Notice the inserted phrase "cast for continuing candidates." That 
excludes many votes, such that, *often*, IRV winners don't actually 
have the support of a majority of voters, in spite of major 
propaganda in implementation campaigns that IRV is a way to find such 
majorities. Thet explantion, "set aside," matches the RRONR 
description. Those ballots are literally "set aside" in manual 
counting procedures, i.e., they are no longer counted. But what does 
not change in the RRONR procedure is the definition of majority. It 
was calculated at the beginning, in the first round, and it remains the same.

Most people don't think of or realize the implications of candidate 
elimination. They tend to think very simply, of a situation like Gore 
v. Bush v. Nader. They think of eliminated candidates as minor ones. 

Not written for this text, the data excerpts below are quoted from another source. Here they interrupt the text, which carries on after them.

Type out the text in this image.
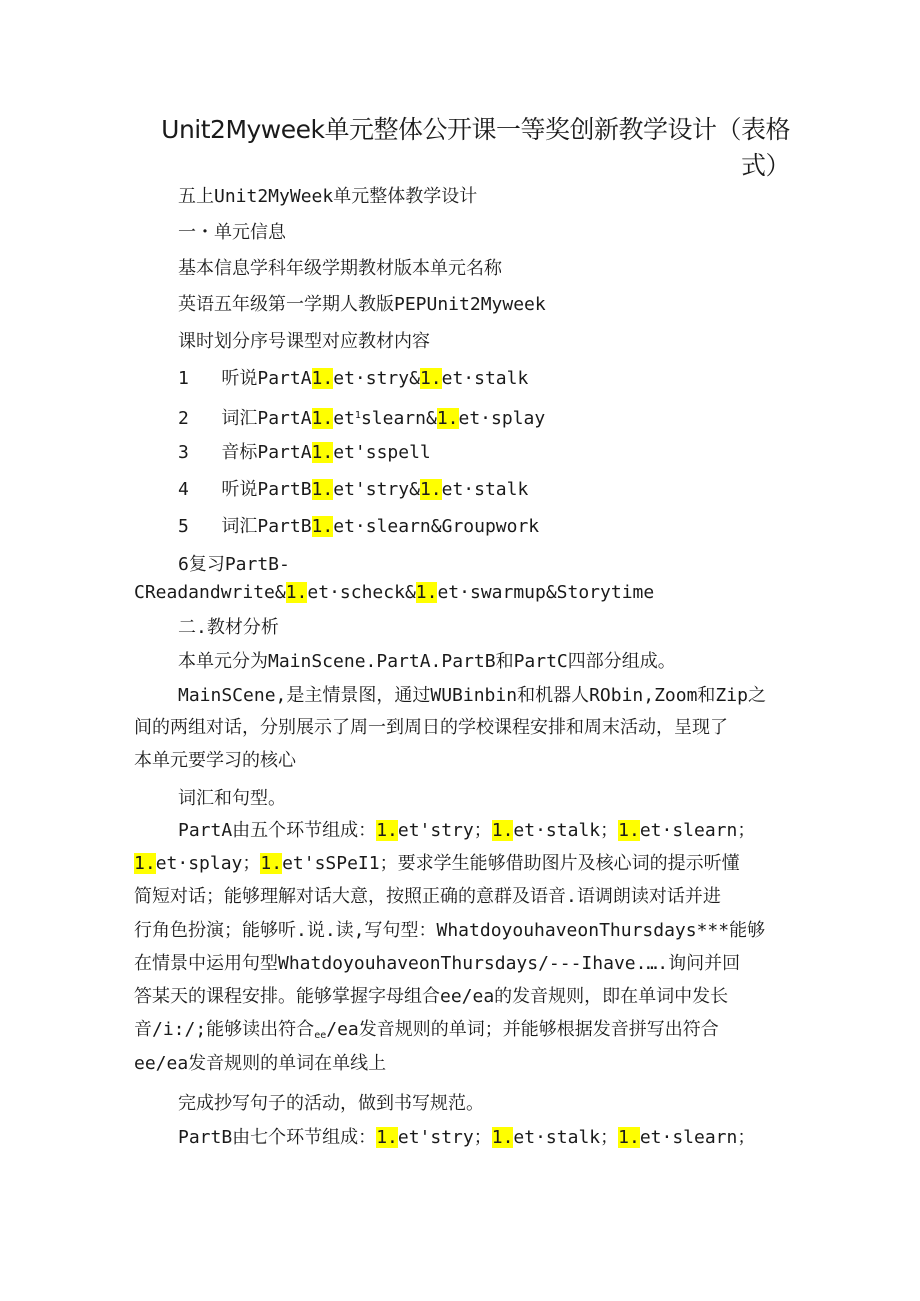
Unit2Myweek单元整体公开课一等奖创新教学设计（表格式）
五上Unit2MyWeek单元整体教学设计
一・单元信息
基本信息学科年级学期教材版本单元名称
英语五年级第一学期人教版PEPUnit2Myweek
课时划分序号课型对应教材内容
1 听说PartA1.et·stry&1.et·stalk
2 词汇$PartA1.et^1slearn\&1.et\cdot splay$
3 音标PartA1.et'sspell
4 听说PartB1.et'stry&1.et·stalk
5 词汇PartB1.et·slearn&Groupwork
6复习PartB-
CReadandwrite&1.et·scheck&1.et·swarmup&Storytime
二.教材分析
本单元分为MainScene.PartA.PartB和PartC四部分组成。
MainSCene,是主情景图，通过WUBinbin和机器人RObin,Zoom和Zip之
间的两组对话，分别展示了周一到周日的学校课程安排和周末活动，呈现了
本单元要学习的核心
词汇和句型。
PartA由五个环节组成：1.et'stry；1.et·stalk；1.et·slearn；
1.et·splay；1.et'sSPeI1；要求学生能够借助图片及核心词的提示听懂
简短对话；能够理解对话大意，按照正确的意群及语音.语调朗读对话并进
行角色扮演；能够听.说.读,写句型：WhatdoyouhaveonThursdays***能够
在情景中运用句型WhatdoyouhaveonThursdays/---Ihave.….询问并回
答某天的课程安排。能够掌握字母组合ee/ea的发音规则，即在单词中发长
音/i:/;能够读出符合$_{ee}$/ea发音规则的单词；并能够根据发音拼写出符合
ee/ea发音规则的单词在单线上
完成抄写句子的活动，做到书写规范。
PartB由七个环节组成：1.et'stry；1.et·stalk；1.et·slearn；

Yet, in fact, IRV can eliminate a candidate who would, in a pairwise 
election, beat every other candidate, but this candidate simply has 
less first-preference votes than two others. Lower-preference votes 
for the candidate may exist, underneath votes for the "top two" as 
identified by IRV. That is, IRV can decide a winner *against* the 
expressed preference of a majority, and it's been known to do that. 
This is why RRONR criticizes IRV, when they refer to a "compromise 
choice." That means a choice that is *actually acceptable to a 
majority of voters.*

Every attempt to explain this in the article was shot down by 
FairVote advocates. It's not that they have the power to control the 
article. It's that they became skilled in presenting misleading arguments.